Twenty-two pharmaceutical formulations containing prednisolone or prednisone commercially available in Italy, Belgium, Spain, Brazil, and India were analyzed through a specific gas chromatography combustion isotope ratio mass spectrometry (GC-C-IRMS) method. All of them showed typical non-endogenous delta C-13 values, except for the Belgian nasal spray, Sofrasolone (R), with a less depleted(13)C content (-17.84 +/- 0.18 parts per thousand). Observational studies were performed on two volunteers in therapy with Sofrasolone (R) to confirm the applicability of the method and to suggest adequate interpretation criteria also in the case of drugs with less negative delta C-13 values. Urine samples were collected before, during, and within the 36 hours after the administration of the spray.
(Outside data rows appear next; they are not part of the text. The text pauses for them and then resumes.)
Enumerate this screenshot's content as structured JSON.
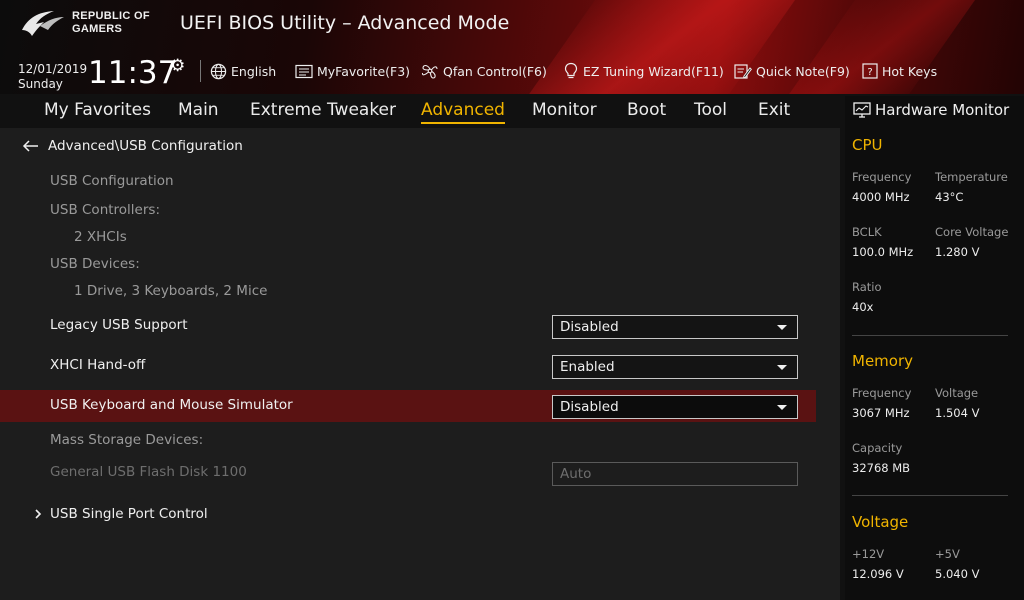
{
  "header": {
    "brand_line1": "REPUBLIC OF",
    "brand_line2": "GAMERS",
    "title": "UEFI BIOS Utility – Advanced Mode",
    "date": "12/01/2019",
    "weekday": "Sunday",
    "time": "11:37",
    "toolbar": {
      "language": "English",
      "myfavorite": "MyFavorite(F3)",
      "qfan": "Qfan Control(F6)",
      "ez_tuning": "EZ Tuning Wizard(F11)",
      "quick_note": "Quick Note(F9)",
      "hot_keys": "Hot Keys"
    }
  },
  "nav": {
    "tabs": [
      {
        "label": "My Favorites"
      },
      {
        "label": "Main"
      },
      {
        "label": "Extreme Tweaker"
      },
      {
        "label": "Advanced"
      },
      {
        "label": "Monitor"
      },
      {
        "label": "Boot"
      },
      {
        "label": "Tool"
      },
      {
        "label": "Exit"
      }
    ],
    "active": "Advanced",
    "accent_color": "#f0b400"
  },
  "main": {
    "breadcrumb": "Advanced\\USB Configuration",
    "usb_configuration": "USB Configuration",
    "usb_controllers_label": "USB Controllers:",
    "usb_controllers_value": "2 XHCIs",
    "usb_devices_label": "USB Devices:",
    "usb_devices_value": "1 Drive, 3 Keyboards, 2 Mice",
    "settings": {
      "legacy_usb": {
        "label": "Legacy USB Support",
        "value": "Disabled"
      },
      "xhci": {
        "label": "XHCI Hand-off",
        "value": "Enabled"
      },
      "kbm_sim": {
        "label": "USB Keyboard and Mouse Simulator",
        "value": "Disabled"
      }
    },
    "mass_storage_label": "Mass Storage Devices:",
    "flash_disk": {
      "label": "General USB Flash Disk 1100",
      "value": "Auto"
    },
    "submenu": "USB Single Port Control",
    "highlight_color": "#5a1212"
  },
  "hw_monitor": {
    "title": "Hardware Monitor",
    "cpu": {
      "heading": "CPU",
      "frequency_label": "Frequency",
      "frequency": "4000 MHz",
      "temperature_label": "Temperature",
      "temperature": "43°C",
      "bclk_label": "BCLK",
      "bclk": "100.0 MHz",
      "core_voltage_label": "Core Voltage",
      "core_voltage": "1.280 V",
      "ratio_label": "Ratio",
      "ratio": "40x"
    },
    "memory": {
      "heading": "Memory",
      "frequency_label": "Frequency",
      "frequency": "3067 MHz",
      "voltage_label": "Voltage",
      "voltage": "1.504 V",
      "capacity_label": "Capacity",
      "capacity": "32768 MB"
    },
    "voltage": {
      "heading": "Voltage",
      "v12_label": "+12V",
      "v12": "12.096 V",
      "v5_label": "+5V",
      "v5": "5.040 V"
    }
  }
}
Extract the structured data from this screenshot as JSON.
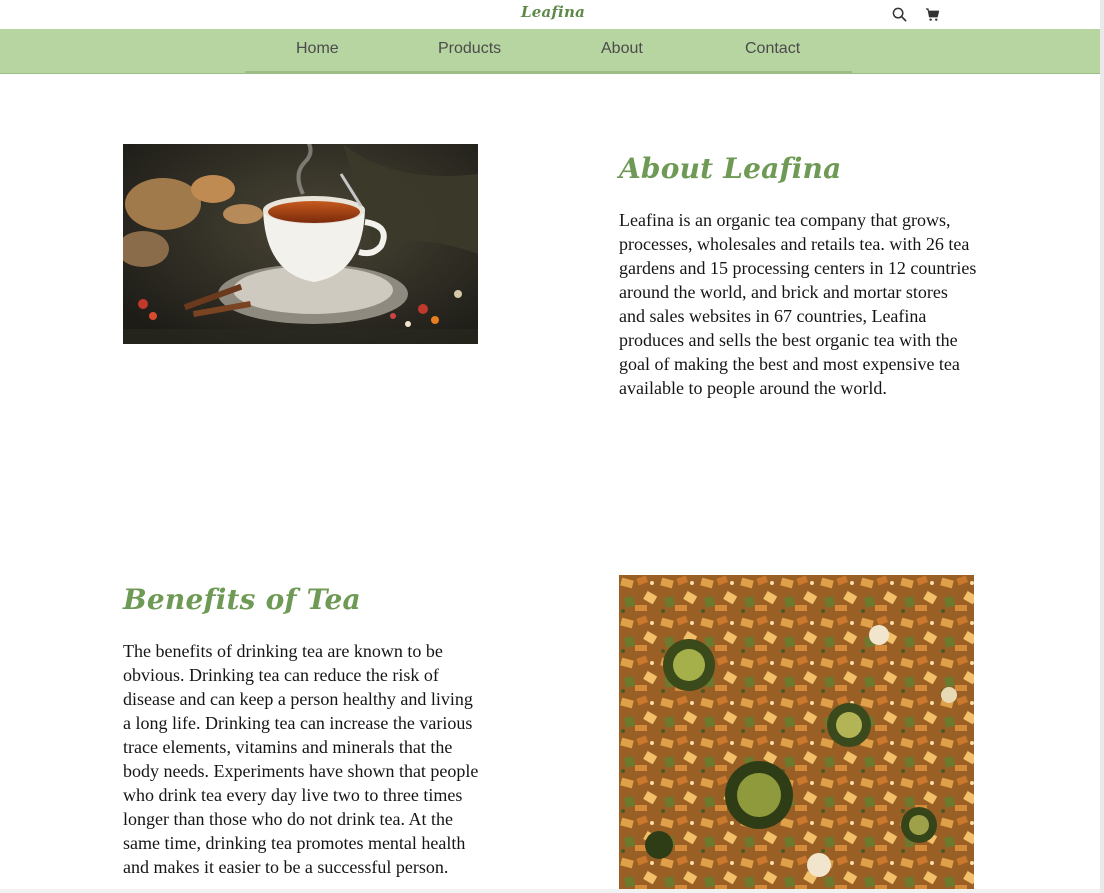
{
  "header": {
    "brand": "Leafina",
    "icons": [
      "search-icon",
      "cart-icon"
    ]
  },
  "nav": {
    "items": [
      {
        "label": "Home"
      },
      {
        "label": "Products"
      },
      {
        "label": "About"
      },
      {
        "label": "Contact"
      }
    ]
  },
  "about": {
    "title": "About Leafina",
    "body": "Leafina is an organic tea company that grows, processes, wholesales and retails tea. with 26 tea gardens and 15 processing centers in 12 countries around the world, and brick and mortar stores and sales websites in 67 countries, Leafina produces and sells the best organic tea with the goal of making the best and most expensive tea available to people around the world."
  },
  "benefits": {
    "title": "Benefits of Tea",
    "body": "The benefits of drinking tea are known to be obvious. Drinking tea can reduce the risk of disease and can keep a person healthy and living a long life. Drinking tea can increase the various trace elements, vitamins and minerals that the body needs. Experiments have shown that people who drink tea every day live two to three times longer than those who do not drink tea. At the same time, drinking tea promotes mental health and makes it easier to be a successful person."
  },
  "colors": {
    "brand_green": "#6e9a55",
    "nav_green": "#b7d5a1",
    "nav_text": "#4b4b4b"
  }
}
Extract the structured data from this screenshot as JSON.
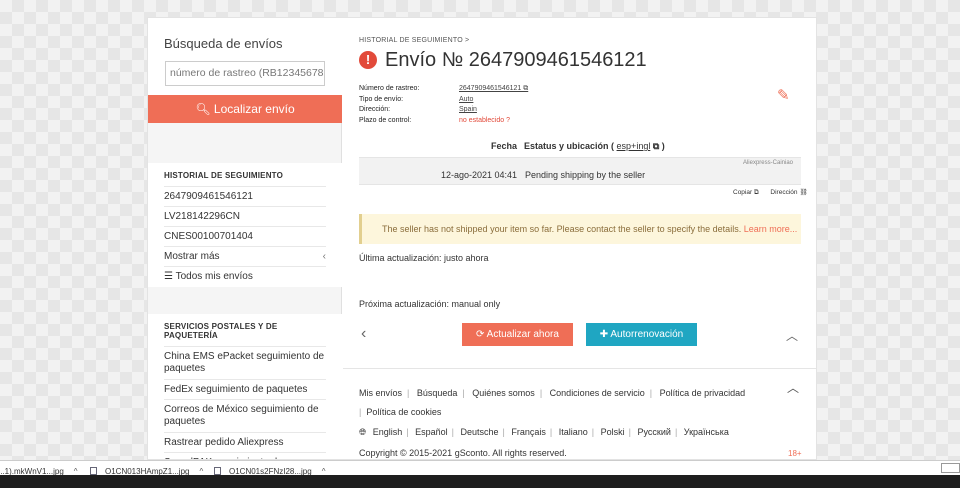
{
  "sidebar": {
    "title": "Búsqueda de envíos",
    "search_placeholder": "número de rastreo (RB1234567890",
    "search_button": "Localizar envío",
    "history_heading": "HISTORIAL DE SEGUIMIENTO",
    "history_items": [
      "2647909461546121",
      "LV218142296CN",
      "CNES00100701404",
      "Mostrar más",
      "Todos mis envíos"
    ],
    "services_heading": "SERVICIOS POSTALES Y DE PAQUETERÍA",
    "services_items": [
      "China EMS ePacket seguimiento de paquetes",
      "FedEx seguimiento de paquetes",
      "Correos de México seguimiento de paquetes",
      "Rastrear pedido Aliexpress",
      "SpeedPAK seguimiento de paquetes"
    ]
  },
  "main": {
    "breadcrumb": "HISTORIAL DE SEGUIMIENTO  >",
    "title": "Envío № 2647909461546121",
    "meta": [
      {
        "key": "Número de rastreo:",
        "value": "2647909461546121 ⧉"
      },
      {
        "key": "Tipo de envío:",
        "value": "Auto"
      },
      {
        "key": "Dirección:",
        "value": "Spain"
      },
      {
        "key": "Plazo de control:",
        "value": "no establecido ?"
      }
    ],
    "col_fecha": "Fecha",
    "col_estatus": "Estatus y ubicación (",
    "col_lang": "esp+ingl",
    "col_close": "⧉ )",
    "event_source": "Aliexpress-Cainiao",
    "event_date": "12-ago-2021 04:41",
    "event_status": "Pending shipping by the seller",
    "copy_label": "Copiar ⧉",
    "direction_label": "Dirección ⛓",
    "warning_text": "The seller has not shipped your item so far. Please contact the seller to specify the details. ",
    "warning_link": "Learn more...",
    "last_update": "Última actualización: justo ahora",
    "next_update": "Próxima actualización: manual only",
    "refresh_button": "Actualizar ahora",
    "autorenew_button": "Autorrenovación"
  },
  "footer": {
    "links": [
      "Mis envíos",
      "Búsqueda",
      "Quiénes somos",
      "Condiciones de servicio",
      "Política de privacidad",
      "Política de cookies"
    ],
    "languages": [
      "English",
      "Español",
      "Deutsche",
      "Français",
      "Italiano",
      "Polski",
      "Русский",
      "Українська"
    ],
    "copyright": "Copyright © 2015-2021 gSconto. All rights reserved.",
    "age": "18+"
  },
  "downloads": [
    {
      "name": "...1).mkWnV1...jpg"
    },
    {
      "name": "O1CN013HAmpZ1...jpg"
    },
    {
      "name": "O1CN01s2FNzI28...jpg"
    }
  ],
  "icons": {
    "alert": "exclamation-circle-icon",
    "search": "search-icon",
    "edit": "pencil-icon",
    "refresh": "refresh-icon",
    "plus": "plus-icon",
    "globe": "globe-icon"
  },
  "colors": {
    "accent": "#ef6e56",
    "teal": "#1fa6c2",
    "alert": "#e24a3a"
  }
}
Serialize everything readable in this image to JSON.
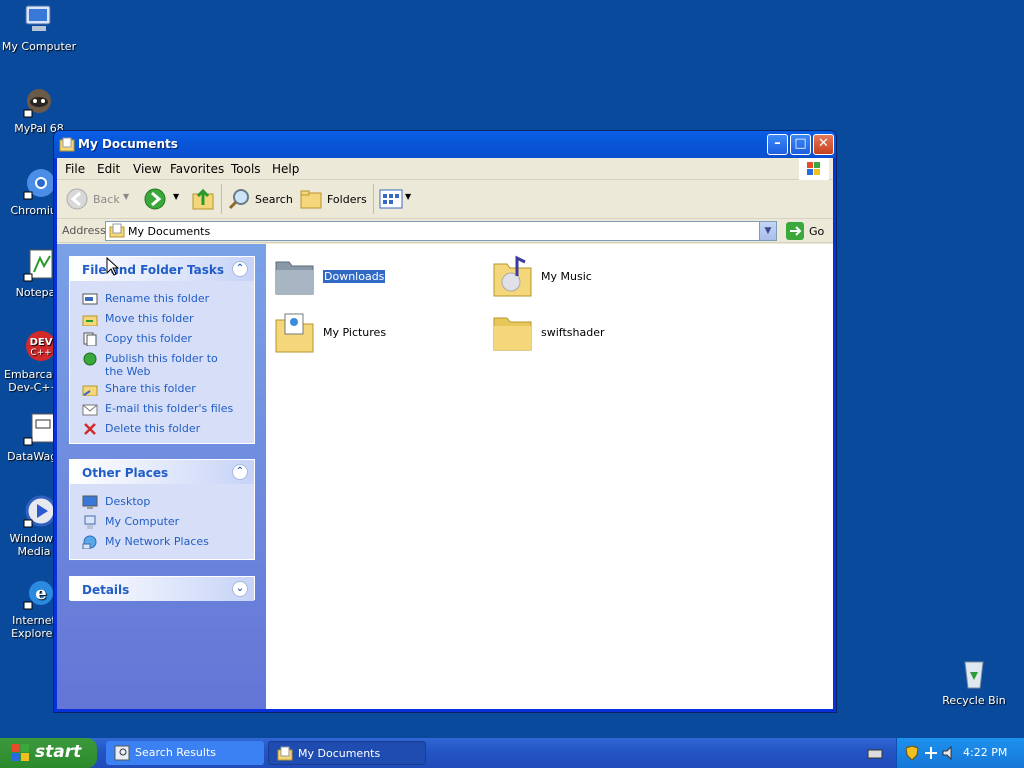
{
  "desktop": {
    "icons": [
      {
        "label": "My Computer"
      },
      {
        "label": "MyPal 68"
      },
      {
        "label": "Chromium"
      },
      {
        "label": "Notepad"
      },
      {
        "label": "Embarcadero Dev-C++"
      },
      {
        "label": "DataWagon"
      },
      {
        "label": "Windows Media Player"
      },
      {
        "label": "Internet Explorer"
      },
      {
        "label": "Recycle Bin"
      }
    ]
  },
  "window": {
    "title": "My Documents",
    "menu": [
      "File",
      "Edit",
      "View",
      "Favorites",
      "Tools",
      "Help"
    ],
    "toolbar": {
      "back": "Back",
      "search": "Search",
      "folders": "Folders"
    },
    "address": {
      "label": "Address",
      "value": "My Documents",
      "go": "Go"
    },
    "tasks_panel": {
      "title": "File and Folder Tasks",
      "items": [
        "Rename this folder",
        "Move this folder",
        "Copy this folder",
        "Publish this folder to the Web",
        "Share this folder",
        "E-mail this folder's files",
        "Delete this folder"
      ]
    },
    "places_panel": {
      "title": "Other Places",
      "items": [
        "Desktop",
        "My Computer",
        "My Network Places"
      ]
    },
    "details_panel": {
      "title": "Details"
    },
    "files": [
      {
        "name": "Downloads",
        "selected": true
      },
      {
        "name": "My Music"
      },
      {
        "name": "My Pictures"
      },
      {
        "name": "swiftshader"
      }
    ]
  },
  "taskbar": {
    "start": "start",
    "buttons": [
      "Search Results",
      "My Documents"
    ],
    "clock": "4:22 PM"
  },
  "colors": {
    "desktop": "#0a4a9c",
    "link": "#215dc6",
    "selection": "#316ac5"
  }
}
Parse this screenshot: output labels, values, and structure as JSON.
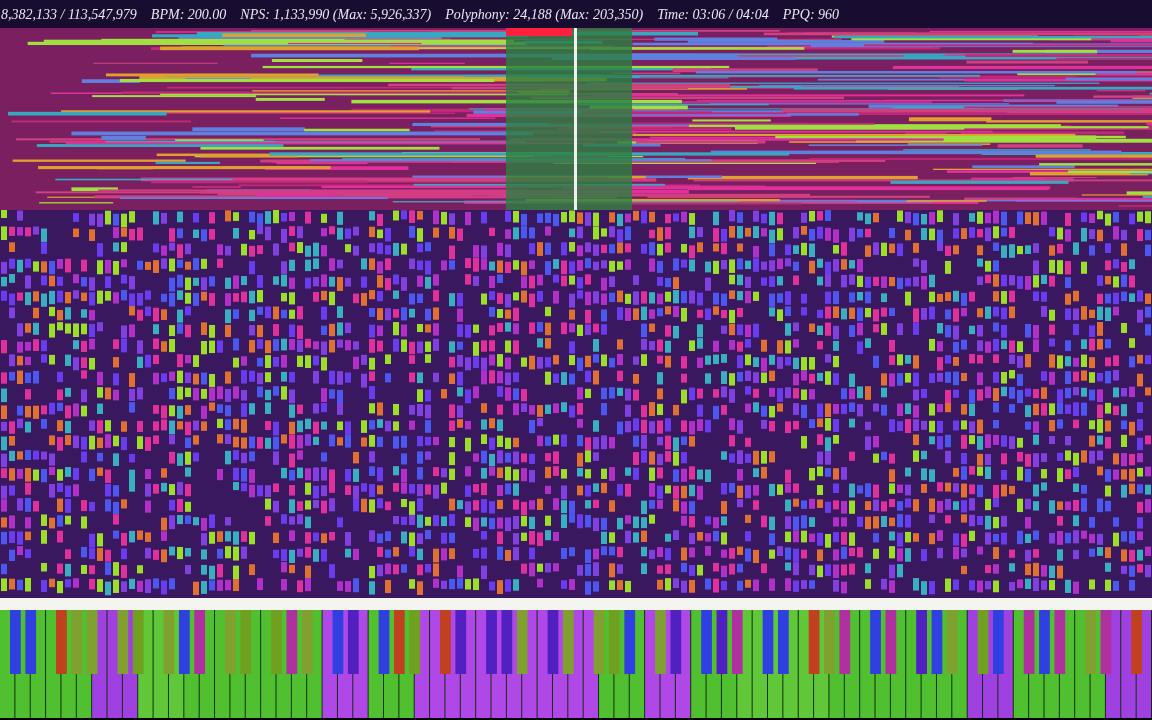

Both delta C-13 values and urinary concentrations of prednisolone and prednisone were evaluated. All samples were subjected to an adequate pre-treatment (enzymatic hydrolysis, liquid/liquid extraction, and two sequential HPLC steps) before injection to the GC-C-IRMS instrument, according to the method recently developed and validated in our laboratory. Pregnanediol (PD), tetrahydro-11-deoxycortisol (THS), and pregnanetriol (PT) were selected as endogenous reference compounds (ERC). The excretion profile was estimated through liquid chromatography coupled to tandem mass spectrometry (LC-MS/MS) method used routinely for the quali-quantitative detection of glucocorticoids. delta C-13 values and urinary levels of prednisolone and prednisone were also determined after the intake of one single vial of Sintredius (R), a prednisolone oral formulation with a conventional more negative delta C-13 value (-29.28 +/- 0.25 parts per thousand). Finally, the potential masking effect that combined therapy with Sofrasolone (R) and Sintredius (R) could induce on the IRMS findings was investigated.